UNO DEI PRIMI COMING OUT

Addirittura, dopo aver fatto la felice esperienza nel raccontare l’Alzhemier, non sono stati pochi a ritenere che lui stesso fosse malato del morbo, notizia per nulla vera e girata per mesi sui social senza alcun riscontro reale. Leo Gullotta è poi famoso per un altro motivo nella tv italiana: è stato infatti uno dei primi a raccontare in diretta e sul piccolo schermo della propria omosessualità, uno primo vero coming out che oggi è quotidianità quasi “banale” ma all’epoca rappresentava un ingente dose di coraggio in un mondo spesso falso e ipocrita come quello dello spettacolo. «Sono l’unico uomo di spettacolo omosessuale’. Che Paese ipocrita il nostro!», ha spesso ricordato Gullotta anche nel passato. In una diretta al Maurizio Costanzo Show lo scorso anno, l’attore si è poi scagliato contro quelli che “si vergognano di avere un figlio gay”: «Ho avuto una infanzia eterosessuale – ha detto Gullotta – a 30 anni mi sono accorto che invece del gelato alla crema mi piaceva quello al cioccolato.
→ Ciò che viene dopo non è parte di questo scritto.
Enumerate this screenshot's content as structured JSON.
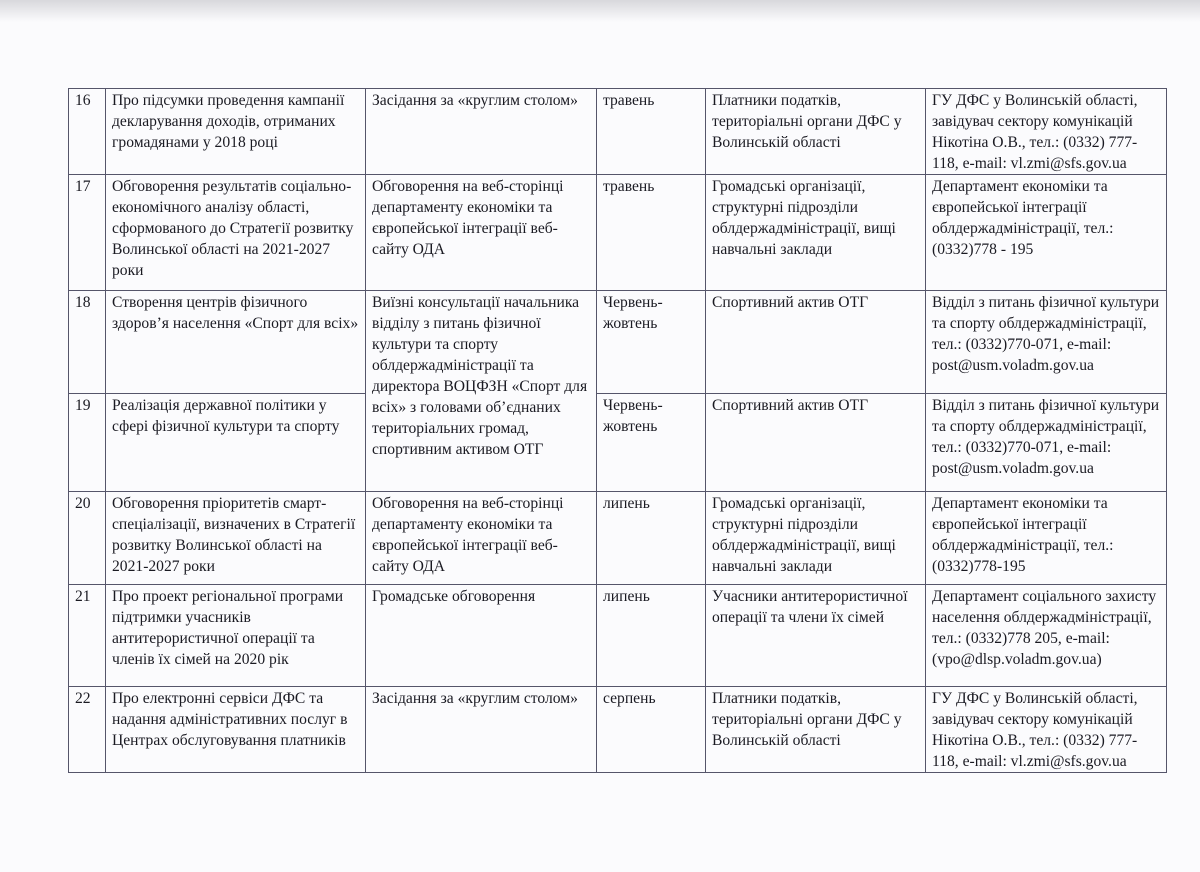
{
  "rows": [
    {
      "num": "16",
      "topic": "Про підсумки проведення кампанії декларування доходів, отриманих громадянами у 2018 році",
      "form": "Засідання за «круглим столом»",
      "term": "травень",
      "participants": "Платники податків, територіальні органи ДФС у Волинській області",
      "responsible": "ГУ ДФС у Волинській області, завідувач сектору комунікацій Нікотіна О.В., тел.: (0332) 777-118, e-mail: vl.zmi@sfs.gov.ua"
    },
    {
      "num": "17",
      "topic": "Обговорення результатів соціально-економічного аналізу області, сформованого до Стратегії розвитку Волинської області на 2021-2027 роки",
      "form": "Обговорення на веб-сторінці департаменту економіки та європейської інтеграції веб-сайту ОДА",
      "term": "травень",
      "participants": "Громадські організації, структурні підрозділи облдержадміністрації, вищі навчальні заклади",
      "responsible": "Департамент економіки та європейської інтеграції облдержадміністрації, тел.: (0332)778 - 195"
    },
    {
      "num": "18",
      "topic": "Створення центрів фізичного здоров’я населення «Спорт для всіх»",
      "form": "Виїзні консультації начальника відділу з питань фізичної культури та спорту облдержадміністрації та директора ВОЦФЗН «Спорт для всіх» з головами об’єднаних територіальних громад, спортивним активом ОТГ",
      "term": "Червень-жовтень",
      "participants": "Спортивний актив ОТГ",
      "responsible": "Відділ з питань фізичної культури та спорту облдержадміністрації, тел.: (0332)770-071, e-mail: post@usm.voladm.gov.ua"
    },
    {
      "num": "19",
      "topic": "Реалізація державної політики у сфері фізичної культури та спорту",
      "form": "",
      "term": "Червень-жовтень",
      "participants": "Спортивний актив ОТГ",
      "responsible": "Відділ з питань фізичної культури та спорту облдержадміністрації, тел.: (0332)770-071, e-mail: post@usm.voladm.gov.ua"
    },
    {
      "num": "20",
      "topic": "Обговорення пріоритетів смарт-спеціалізації, визначених в Стратегії розвитку Волинської області на 2021-2027 роки",
      "form": "Обговорення на веб-сторінці департаменту економіки та європейської інтеграції веб-сайту ОДА",
      "term": "липень",
      "participants": "Громадські організації, структурні підрозділи облдержадміністрації, вищі навчальні заклади",
      "responsible": "Департамент економіки та європейської інтеграції облдержадміністрації, тел.: (0332)778-195"
    },
    {
      "num": "21",
      "topic": "Про проект регіональної програми підтримки учасників антитерористичної операції та членів їх сімей на 2020 рік",
      "form": "Громадське обговорення",
      "term": "липень",
      "participants": "Учасники антитерористичної операції та члени їх сімей",
      "responsible": "Департамент соціального захисту населення облдержадміністрації, тел.: (0332)778 205, e-mail: (vpo@dlsp.voladm.gov.ua)"
    },
    {
      "num": "22",
      "topic": "Про електронні сервіси ДФС та надання адміністративних послуг в Центрах обслуговування платників",
      "form": "Засідання за «круглим столом»",
      "term": "серпень",
      "participants": "Платники податків, територіальні органи ДФС у Волинській області",
      "responsible": "ГУ ДФС у Волинській області, завідувач сектору комунікацій Нікотіна О.В., тел.: (0332) 777-118, e-mail: vl.zmi@sfs.gov.ua"
    }
  ]
}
Non è stato un problema… anzi, è stato molto naturale. Ho una storia da 36 anni, una storia di rispetto. Mi reputo una persona serena». Conoscendo della “fissa” che spesso la D’Urso ha dimostrato su temi etici e i diritti civili, potrebbe essere che Gullotta racconti anche oggi della sua omosessualità e del suo coming out tra i primi nello spettacolo.